Nobody was watching me.
I grabbed the candelabra.
“You know what the funny thing is?” I said, my voice louder than necessary. “You tried to kill me with fire once before. That microwave in my room? That was you, wasn’t it?”
Marcus glanced at me, distracted. “Pressure tactic. Make you want to leave. You didn’t take the hint.”
“No,” I agreed. “I didn’t.”
I hurled the candelabra at the curtains.
“TASHI, NO—” Ares shouted.
The flames caught instantly. The old fabric went up exactly as Leo had predicted, fire racing up the heavy drapes toward the ceiling. Smoke bloomed thick and black. The fire alarm shrieked, that piercing wail that meant automatic dispatch, automatic response, witnesses and help, and evidence.
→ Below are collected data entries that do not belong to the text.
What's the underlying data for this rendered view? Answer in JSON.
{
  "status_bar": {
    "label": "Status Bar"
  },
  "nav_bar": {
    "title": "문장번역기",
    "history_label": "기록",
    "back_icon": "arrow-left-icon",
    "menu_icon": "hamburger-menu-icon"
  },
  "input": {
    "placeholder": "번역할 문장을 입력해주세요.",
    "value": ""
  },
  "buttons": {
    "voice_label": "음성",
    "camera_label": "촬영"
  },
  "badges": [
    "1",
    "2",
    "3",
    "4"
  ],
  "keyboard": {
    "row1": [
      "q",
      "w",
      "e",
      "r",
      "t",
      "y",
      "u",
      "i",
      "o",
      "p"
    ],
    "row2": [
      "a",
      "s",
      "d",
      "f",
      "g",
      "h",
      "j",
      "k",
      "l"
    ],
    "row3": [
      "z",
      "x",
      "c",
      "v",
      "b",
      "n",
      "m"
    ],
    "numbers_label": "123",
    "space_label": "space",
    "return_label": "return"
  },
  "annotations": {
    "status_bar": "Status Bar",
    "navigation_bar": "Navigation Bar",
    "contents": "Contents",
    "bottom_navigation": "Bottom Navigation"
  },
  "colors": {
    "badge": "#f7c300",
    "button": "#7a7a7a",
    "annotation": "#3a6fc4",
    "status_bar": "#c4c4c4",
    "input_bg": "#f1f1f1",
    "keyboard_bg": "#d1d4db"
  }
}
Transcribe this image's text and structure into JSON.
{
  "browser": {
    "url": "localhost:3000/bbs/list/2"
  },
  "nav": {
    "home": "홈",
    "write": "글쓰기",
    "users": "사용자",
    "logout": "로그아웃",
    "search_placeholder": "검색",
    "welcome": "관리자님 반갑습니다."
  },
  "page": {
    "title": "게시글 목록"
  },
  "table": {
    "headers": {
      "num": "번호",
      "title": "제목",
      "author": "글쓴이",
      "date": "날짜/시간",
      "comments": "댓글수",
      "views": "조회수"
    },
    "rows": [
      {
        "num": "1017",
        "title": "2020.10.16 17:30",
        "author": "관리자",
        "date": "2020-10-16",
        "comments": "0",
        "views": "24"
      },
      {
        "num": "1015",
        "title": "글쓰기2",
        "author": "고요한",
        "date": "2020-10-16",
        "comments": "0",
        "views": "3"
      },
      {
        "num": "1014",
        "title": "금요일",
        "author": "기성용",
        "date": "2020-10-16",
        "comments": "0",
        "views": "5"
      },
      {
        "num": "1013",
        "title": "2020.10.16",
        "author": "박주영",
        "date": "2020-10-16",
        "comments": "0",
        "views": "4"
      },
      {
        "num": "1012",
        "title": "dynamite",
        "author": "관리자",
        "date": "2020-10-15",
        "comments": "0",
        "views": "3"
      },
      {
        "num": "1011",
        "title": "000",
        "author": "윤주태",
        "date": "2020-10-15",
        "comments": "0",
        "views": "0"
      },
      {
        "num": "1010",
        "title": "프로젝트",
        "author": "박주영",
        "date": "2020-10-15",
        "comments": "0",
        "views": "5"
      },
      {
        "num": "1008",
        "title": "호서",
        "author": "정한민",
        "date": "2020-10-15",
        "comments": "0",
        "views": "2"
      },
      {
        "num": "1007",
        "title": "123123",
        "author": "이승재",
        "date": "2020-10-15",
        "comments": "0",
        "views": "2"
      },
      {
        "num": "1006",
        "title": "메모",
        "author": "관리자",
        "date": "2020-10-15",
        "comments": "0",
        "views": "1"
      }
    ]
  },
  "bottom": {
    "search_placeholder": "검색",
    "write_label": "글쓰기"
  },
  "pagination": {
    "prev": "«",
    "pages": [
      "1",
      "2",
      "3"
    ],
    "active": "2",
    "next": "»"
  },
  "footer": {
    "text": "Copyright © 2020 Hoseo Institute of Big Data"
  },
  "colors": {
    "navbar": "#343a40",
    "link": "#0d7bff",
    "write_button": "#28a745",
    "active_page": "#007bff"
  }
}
Marcus spun toward me, and in that split second of distraction, Ares moved.
He tackled Marcus low and hard, both of them crashing into the bar cart. The gun went flying. Leo dove for it while Orion grabbed me, pulling me away from the spreading fire.
“Are you insane?” he shouted over the alarm. “You could have killed us all!”
“He was going to kill us anyway!” I shouted back. “But fire alarms can’t be disabled! Security’s coming!”
The sprinklers finally kicked in—apparently, Marcus hadn’t managed to disable them completely—water cascading down in sheets. The curtains hissed and smoked, yet they continued to burn, the fire too strong for water to quell.
Ares and Marcus fought on the floor, brutal and efficient. Marcus had training, but Ares had fury and motivation and twenty pounds of muscle. Blood mixed with water on the marble floor.
“The timer!” Marta screamed, pointing at the device Marcus had dropped. Three minutes, ten seconds.
Leo grabbed it, his fingers flying over the controls. “I can’t disarm it! It’s military-grade, encrypted?—”
“Then get it out of here!” Orion ordered.
“The windows!” I ran to the glass, grabbed a chair, and smashed it through. The wind whipped in, feeding the fire but giving us an escape route for the device.
Leo didn’t hesitate. He ran to the window and hurled the timer out into the night.
We watched it arc down toward the empty construction lot beside the hotel, a small black shape disappearing into darkness. The explosion lit up the night three seconds later, a ball of flame that would have killed us all if Leo hadn’t?—
“Move!” Ares roared.
The curtains had fully engulfed the wall. The sprinklers were useless. Smoke was everywhere, thick and choking. My eyes burned. My lungs burned.
Marcus was unconscious on the floor, blood streaming from his head. Ares had zip-tied his hands with something from his pocket—of course he carried zip ties—and was already dragging him toward the door.
“The stairwell is still locked,” Orion said, pulling me toward the exit. “Security can override from below, but?—”
The door burst open.
Hotel security flooded in, led by Neville with a fire extinguisher and a look of absolute terror on his face. “The fire department is on the way!” he shouted. “I overrode the locks! We need to evacuate now!”
We ran. Through the smoke, down the emergency stairs, Ares dragged Marcus’s unconscious body while Neville and security cleared the path ahead. The building’s fire alarm was deafening now, with everyone evacuating and chaos in the stairwells.
We burst out of the parking lot into a scene of controlled chaos. Fire trucks. Ambulances. Police. Media was present, as expected—someone likely live-streamed the explosion from the construction lot.
Paramedics descended on us immediately. Oxygen masks. Blood pressure checks. Questions about smoke inhalation and injuries.
I watched them load Marcus—now conscious and snarling—into a police car. Watched the firefighters disappear into the building to fight the blaze I’d started. Watched my suite—our home—burning on the top floor, smoke pouring from the shattered window.